Class CompressedWhitespace

  • All Implemented Interfaces:
    java.lang.Comparable<UnicodeString>, AtomicMatchKey

    public class CompressedWhitespace
    extends WhitespaceString
    This class provides a compressed representation of a sequence of whitespace characters. The representation is a sequence of bytes: in each byte the top two bits indicate which whitespace character is used (x9, xA, xD, or x20) and the bottom six bits indicate the number of such characters. A zero byte is a filler.
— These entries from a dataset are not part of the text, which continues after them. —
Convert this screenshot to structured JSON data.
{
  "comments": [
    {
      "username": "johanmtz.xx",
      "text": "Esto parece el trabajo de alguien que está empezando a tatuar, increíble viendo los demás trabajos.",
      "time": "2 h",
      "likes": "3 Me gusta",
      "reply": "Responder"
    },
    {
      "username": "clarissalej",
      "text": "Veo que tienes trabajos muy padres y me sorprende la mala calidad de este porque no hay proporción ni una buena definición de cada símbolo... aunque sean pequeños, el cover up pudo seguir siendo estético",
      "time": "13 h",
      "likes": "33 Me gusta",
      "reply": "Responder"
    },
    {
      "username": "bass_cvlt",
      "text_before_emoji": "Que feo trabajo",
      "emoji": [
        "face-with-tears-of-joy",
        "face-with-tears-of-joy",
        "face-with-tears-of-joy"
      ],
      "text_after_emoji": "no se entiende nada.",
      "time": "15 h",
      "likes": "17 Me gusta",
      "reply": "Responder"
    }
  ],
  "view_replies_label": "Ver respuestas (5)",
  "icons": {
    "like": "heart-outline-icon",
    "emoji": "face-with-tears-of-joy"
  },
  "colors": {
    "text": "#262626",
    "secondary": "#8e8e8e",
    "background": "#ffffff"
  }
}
We don't compress the sequence if it would occupy more than 8 bytes, because that's the space we've got available in the TinyTree arrays.
    • Constructor Detail

      • CompressedWhitespace

        public CompressedWhitespace​(long compressedValue)
    • Method Detail

      • compressWS

        public static UnicodeString compressWS​(char[] in,
                                               int start,
                                               int len)
      • uncompress

        public static UnicodeString uncompress​(long value)
      • getCompressedValue

        public long getCompressedValue()
      • length

        public long length()
        Description copied from class: UnicodeString
        Get the length of the string
        Specified by:
        length in class UnicodeString
        Returns:
        the number of code points in the string
      • length32

        public int length32()
        Description copied from class: UnicodeString
        Get the length of the string, provided it is less than 2^31 characters
        Overrides:
        length32 in class UnicodeString
        Returns:
        the length of the string if it fits within a Java int
      • length

        public static int length​(long value)
      • codePointAt

        public int codePointAt​(long index)
        Get the code point at a given position in the string
        Specified by:
        codePointAt in class UnicodeString
        Parameters:
        index - the given position (0-based)
        Returns:
        the code point at the given position
        Throws:
        java.lang.IndexOutOfBoundsException - if the index is out of range
      • codePoints

        public IntIterator codePoints()
        Description copied from class: UnicodeString
        Get an iterator over the code points present in the string.
        Specified by:
        codePoints in class UnicodeString
        Returns:
        an iterator that delivers the individual code points
      • equals

        public boolean equals​(java.lang.Object obj)
        Indicates whether some other object is "equal to" this one.
        Overrides:
        equals in class UnicodeString
      • hashCode

        public int hashCode()
        Description copied from class: UnicodeString
        Compute a hashCode. All implementations of UnicodeString use compatible hash codes and the hashing algorithm is therefore identical to that for java.lang.String. This means that for strings containing Astral characters, the hash code needs to be computed by decomposing an Astral character into a surrogate pair.
        Overrides:
        hashCode in class UnicodeString
        Returns:
        the hash code
      • write

        public void write​(UnicodeWriter writer)
                   throws java.io.IOException
        Write the value to a Writer
        Specified by:
        write in class WhitespaceString
        Parameters:
        writer - the writer to write to
        Throws:
        java.io.IOException - if an error occurs downstream
      • writeEscape

        public void writeEscape​(boolean[] specialChars,
                                UnicodeWriter writer)
                         throws java.io.IOException
        Write the value to a Writer with escaping of special characters
        Specified by:
        writeEscape in class WhitespaceString
        Parameters:
        specialChars - identifies which characters are considered special
        writer - the writer to write to
        Throws:
        java.io.IOException - if an error occurs downstream